One can’t help identifying the character of Christof with Descartes’s deceiving demon, both of them master tricksters.  Whereas Descartes’s malicious demon deceives for the sake of deceiving, Christof deceives for the sake of something greater—television ratings!  He makes it so that nothing in Truman’s world is real: not his childhood, not his job, not his marriage.  Everyone…is complicit in the lie: his perky, impeccably coiffed wife Meryl (Laura Linney), a capable actress making a killing on well-timed product placements, his best friend Marlon, whose friendship with Truman comes across as perhaps the most genuine of any of his relationships, even his own mother (Holland Taylor), who guilt-trips Truman over the “accidental” death of his father.  (Christof actually had Truman’s father “die” in a boating accident, once the actor tried to let Truman in on the ruse.)  Christof even goes so far as to manufacture Truman’s fears, like his fear of water, which is used to keep him from escaping the island-set of Seahaven.

The Truman Show depicts the difficulty in maintaining such an intricate and elaborate falsehood.  Things go wrong: camera lights fall from the sky, actors don’t follow their cues, and stages and sound sets are eventually exposed.  It will take the entire movie for Truman to discover the extent to which he is being deceived.  When he does put it all together, Truman bravely confronts Christof.  Contrary to Christof’s prediction, Truman resolutely rejects the world that his adoptive father so carefully constructed for him.
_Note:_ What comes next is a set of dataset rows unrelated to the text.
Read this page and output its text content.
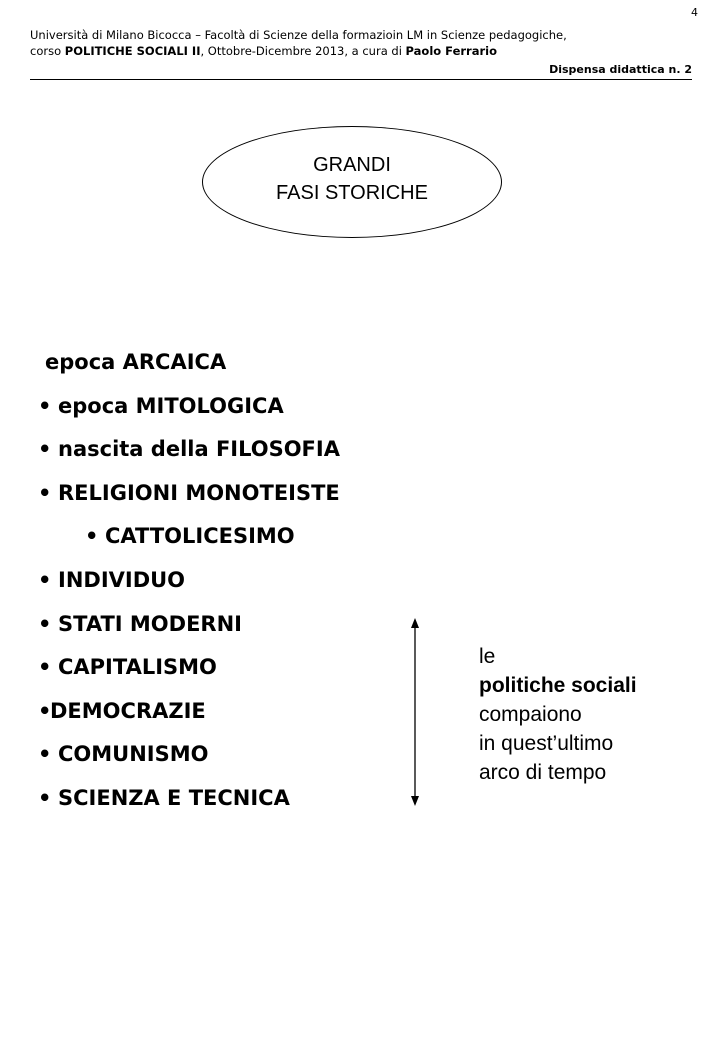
4
Università di Milano Bicocca – Facoltà di Scienze della formazioin LM in Scienze pedagogiche,
corso POLITICHE SOCIALI II, Ottobre-Dicembre 2013, a cura di Paolo Ferrario
Dispensa didattica n. 2
GRANDI
FASI STORICHE
epoca ARCAICA
• epoca MITOLOGICA
• nascita della FILOSOFIA
• RELIGIONI MONOTEISTE
• CATTOLICESIMO
• INDIVIDUO
• STATI MODERNI
• CAPITALISMO
•DEMOCRAZIE
• COMUNISMO
• SCIENZA E TECNICA
le
politiche sociali
compaiono
in quest’ultimo
arco di tempo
In Descartes’s Meditations, Descartes was both producer and star of his own show.  Some people might see genius, others lunacy, at forcing himself to maintain such hyperbolic doubts, against his own will.2  The subsequent drama that unfolds in the Meditations has to do with wondering how Descartes will beat the demon at his own game.  Like Truman, Descartes comes to realize that there is at least one thing about which he can’t be deceived.  Truman points out that Christof could never get the camera inside of his head.  For Descartes, the Evil Demon can never make him doubt his existence as a thinking thing: “and let him deceive me as much as he can, he will never bring it about that I am nothing as long as I think that I am something…I am, I exist, is necessarily true…” (p. 17).